Paradise Peninsula Features
Explore nooks and crannies while navigating the Marsh Challenge Course. The Marsh Challenge Course features simulated logs as well as real and simulated stones that create a challenge course for balance, movement and navigation.
Explore Michigan’s natural Tree Fort. A simulated tree at the playground’s highest elevation allows children to climb up the interior of the tree or use the walkways and “trails” to access the deck that surrounds the top. Michigan boasts thousands of acres of forests which provide ample recreation opportunities.
Camp along the waters edge or fish from a fully accessible row boat. A log cabin allows children to set camp after a hard day of rock climbing and playing in the sand.

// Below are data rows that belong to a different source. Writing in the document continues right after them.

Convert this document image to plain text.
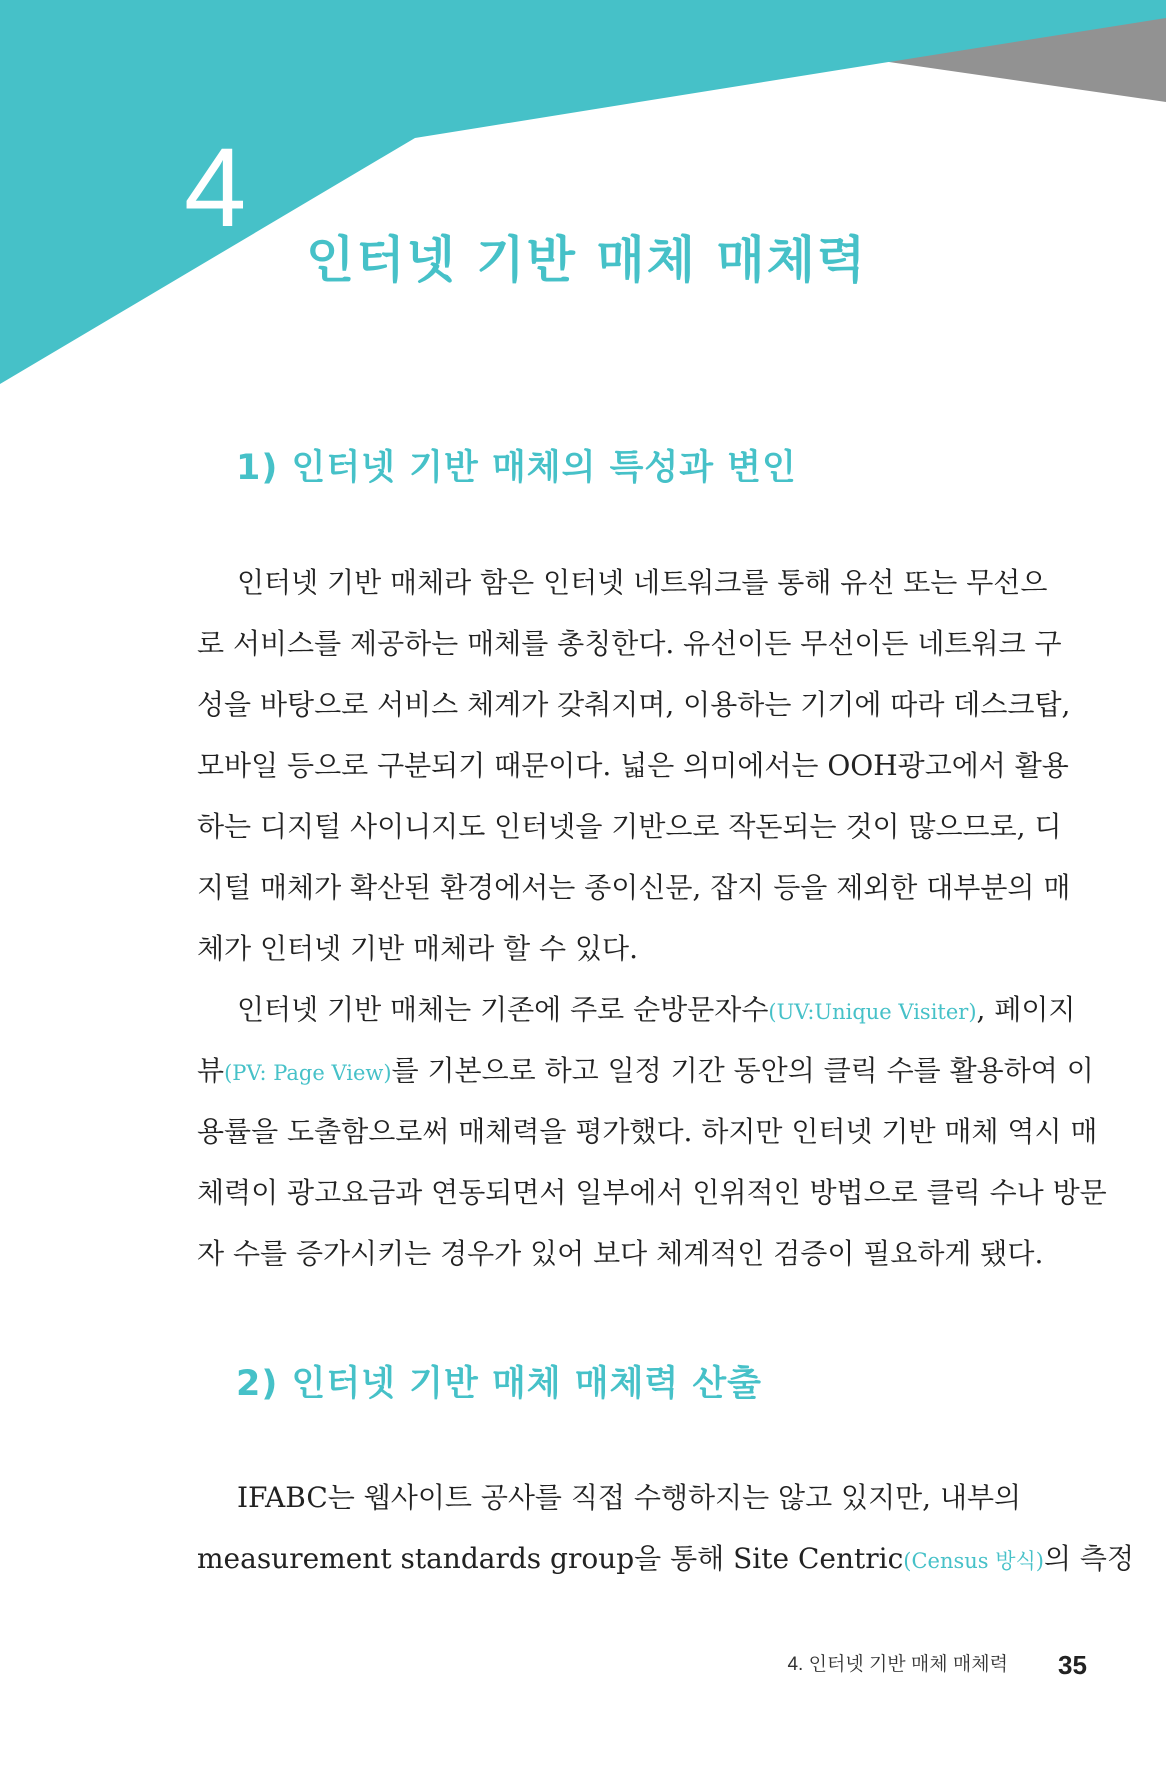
4
인터넷 기반 매체 매체력
1) 인터넷 기반 매체의 특성과 변인
인터넷 기반 매체라 함은 인터넷 네트워크를 통해 유선 또는 무선으
로 서비스를 제공하는 매체를 총칭한다. 유선이든 무선이든 네트워크 구
성을 바탕으로 서비스 체계가 갖춰지며, 이용하는 기기에 따라 데스크탑,
모바일 등으로 구분되기 때문이다. 넓은 의미에서는 OOH광고에서 활용
하는 디지털 사이니지도 인터넷을 기반으로 작돈되는 것이 많으므로, 디
지털 매체가 확산된 환경에서는 종이신문, 잡지 등을 제외한 대부분의 매
체가 인터넷 기반 매체라 할 수 있다.
인터넷 기반 매체는 기존에 주로 순방문자수(UV:Unique Visiter), 페이지
뷰(PV: Page View)를 기본으로 하고 일정 기간 동안의 클릭 수를 활용하여 이
용률을 도출함으로써 매체력을 평가했다. 하지만 인터넷 기반 매체 역시 매
체력이 광고요금과 연동되면서 일부에서 인위적인 방법으로 클릭 수나 방문
자 수를 증가시키는 경우가 있어 보다 체계적인 검증이 필요하게 됐다.
2) 인터넷 기반 매체 매체력 산출
IFABC는 웹사이트 공사를 직접 수행하지는 않고 있지만, 내부의
measurement standards group을 통해 Site Centric(Census 방식)의 측정
4. 인터넷 기반 매체 매체력 35
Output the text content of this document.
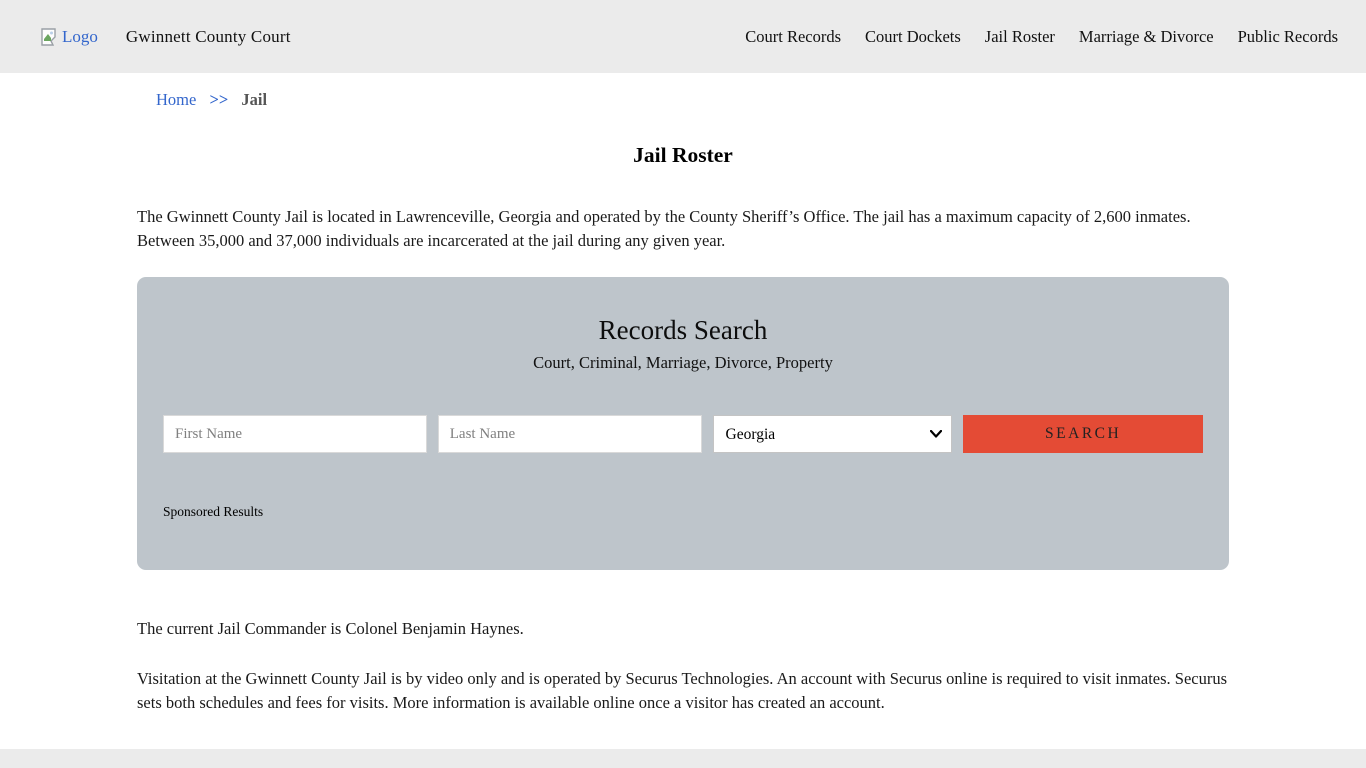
Logo Gwinnett County Court	Court Records Court Dockets Jail Roster Marriage & Divorce Public Records
Home >> Jail
Jail Roster

The Gwinnett County Jail is located in Lawrenceville, Georgia and operated by the County Sheriff’s Office. The jail has a maximum capacity of 2,600 inmates. Between 35,000 and 37,000 individuals are incarcerated at the jail during any given year.

Records Search
Court, Criminal, Marriage, Divorce, Property
First Name
Last Name
Georgia
SEARCH
Sponsored Results

The current Jail Commander is Colonel Benjamin Haynes.

Visitation at the Gwinnett County Jail is by video only and is operated by Securus Technologies. An account with Securus online is required to visit inmates. Securus sets both schedules and fees for visits. More information is available online once a visitor has created an account.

The log cabin represents the experience of going “up north” and enjoying some of the most pristine, natural parts of Michigan.

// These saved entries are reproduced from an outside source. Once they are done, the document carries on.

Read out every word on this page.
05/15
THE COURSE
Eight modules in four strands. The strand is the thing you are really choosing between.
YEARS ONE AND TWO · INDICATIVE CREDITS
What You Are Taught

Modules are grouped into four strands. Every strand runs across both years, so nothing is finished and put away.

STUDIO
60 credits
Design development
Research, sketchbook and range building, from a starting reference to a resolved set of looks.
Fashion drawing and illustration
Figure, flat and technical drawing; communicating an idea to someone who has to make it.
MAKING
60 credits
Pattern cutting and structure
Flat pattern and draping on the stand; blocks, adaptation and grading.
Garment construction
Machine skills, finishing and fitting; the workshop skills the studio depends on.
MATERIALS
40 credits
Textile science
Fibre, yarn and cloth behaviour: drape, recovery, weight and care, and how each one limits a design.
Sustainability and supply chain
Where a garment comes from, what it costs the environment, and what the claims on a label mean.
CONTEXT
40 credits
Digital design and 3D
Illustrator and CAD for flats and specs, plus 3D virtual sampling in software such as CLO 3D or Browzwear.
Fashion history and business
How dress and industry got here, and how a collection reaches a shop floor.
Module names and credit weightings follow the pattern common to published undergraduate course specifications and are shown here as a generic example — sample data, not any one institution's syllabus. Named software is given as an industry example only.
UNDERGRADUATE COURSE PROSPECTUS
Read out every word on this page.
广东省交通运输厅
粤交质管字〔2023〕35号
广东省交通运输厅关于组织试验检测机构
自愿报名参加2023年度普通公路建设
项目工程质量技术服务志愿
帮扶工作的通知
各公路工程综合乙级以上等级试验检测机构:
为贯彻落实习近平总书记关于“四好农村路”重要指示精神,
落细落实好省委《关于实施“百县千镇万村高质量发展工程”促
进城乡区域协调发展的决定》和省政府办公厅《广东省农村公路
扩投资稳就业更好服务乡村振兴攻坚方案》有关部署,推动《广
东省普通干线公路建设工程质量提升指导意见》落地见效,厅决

Dig for fossils in Michigan’s sandy beach areas or climb sand dunes to Michigan’s backwoods trails. Simulated beaches and an elevated, accessible sand play area, complete with simulated fossils, allow for children of all ages to discover and learn. Michigan’s sandy beaches make the state’s shorelines such a great vacation spot for millions of visitors each year.
Climb Michigan’s glacial rock formations. There are several real and simulated rock features that are great for climbing and exploring, or just sitting down to rest. Northern Michigan is well known for its rocky shorelines, cut by the glaciers as they receded across the landscape thousands of years ago.
Cross Michigan’s natural river ravines and canyons or hop stepping stones across the open waters. The simulated water elements represent Michigan’s nickname as the “Great Lakes State” and emphasizes the importance of the Great Lakes to Michigan’s economy and culture. Oakland County is home to 1,400 natural lakes and the headwaters of five major watersheds.